Foi para afrontar o Supremo Tribunal Federal, empenhado em estabelecer limites para a selvageria policial carioca, que Jair Bolsonaro celebrou alegremente a chacina de Jacarezinho, que resultou em 29 mortes.
Além dos crimes contra a segurança nacional praticados pelo próprio presidente (tentar mudar com grave ameaça o Estado de Direito, tentar impedir com grave ameaça o livre exercício dos Poderes da União, fazer propaganda de processos ilegais para alterar a ordem política, incitar à subversão), o governo age como autêntica quadrilha, conspirando contra mecanismos tradicionais de controle da administração pública.
A política de sigilos é ilustrativa.
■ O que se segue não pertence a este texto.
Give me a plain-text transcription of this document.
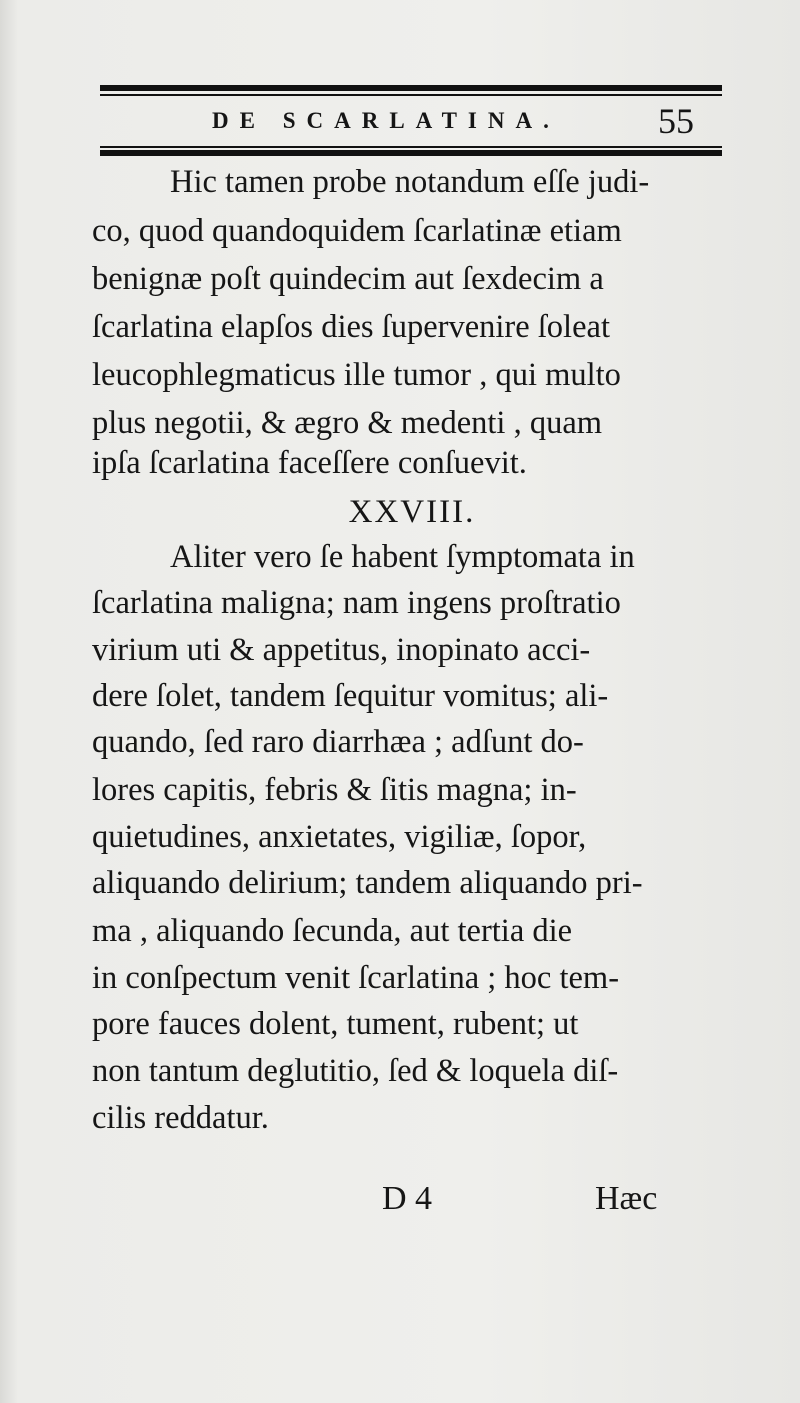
DE SCARLATINA.	55
Hic tamen probe notandum eſſe judi-
co, quod quandoquidem ſcarlatinæ etiam
benignæ poſt quindecim aut ſexdecim a
ſcarlatina elapſos dies ſupervenire ſoleat
leucophlegmaticus ille tumor , qui multo
plus negotii, & ægro & medenti , quam
ipſa ſcarlatina faceſſere conſuevit.
XXVIII.
Aliter vero ſe habent ſymptomata in
ſcarlatina maligna; nam ingens proſtratio
virium uti & appetitus, inopinato acci-
dere ſolet, tandem ſequitur vomitus; ali-
quando, ſed raro diarrhæa ; adſunt do-
lores capitis, febris & ſitis magna; in-
quietudines, anxietates, vigiliæ, ſopor,
aliquando delirium; tandem aliquando pri-
ma , aliquando ſecunda, aut tertia die
in conſpectum venit ſcarlatina ; hoc tem-
pore fauces dolent, tument, rubent; ut
non tantum deglutitio, ſed & loquela diſ-
cilis reddatur.
D 4	Hæc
O Brasil tem orçamento secreto. Não são públicos os gastos com viagens internacionais e cartões corporativos.
São sigilosos os pareceres técnicos que orientam a Presidência a vetar ou sancionar leis.
Estão cobertos por sigilo (até 2036) documentos relacionados à “missão” do ex-chanceler Ernesto Araújo para supostamente negociar o spray nasal de Israel para tratamento da Covid-19.
O Exército quer esconder, por cem anos, o conteúdo do processo administrativo que livrou a cara do general Eduardo Pazzuelo, que, na ativa, participou de manifestação política e golpista.
Documentos de inteligência dos anos 1990, relacionados ao impeachment do ex-presidente Collor de Mello (aliado ardoroso de Bolsonaro) estão ocultos.
Os registros de visitas do Palácio do Alvorada foram classificados como informação reservada, por coincidência, na mesma época em que o miliciano Fabrício Queiroz era homiziado pelo advogado criminal da família Bolsonaro.
O Palácio do Planalto também é tratado como uma espécie de valhacouto. A circulação (sempre suspeita) dos filhos do presidente é protegida por cem anos de segredo. Até a carteira de vacinação de Jair Bolsonaro (furou a fila da vacinação, presidente? Foi imunizado com a Coronavac, a vacina do Doria?) é matéria sigilosa.
Há um golpe em movimento, marcado por pequenas e aparentemente irrelevantes quarteladas, uma após outra.
O presidente da Câmara aposta no caos. O presidente do Senado faz de conta que é democrata. O procurador-geral da República é cúmplice.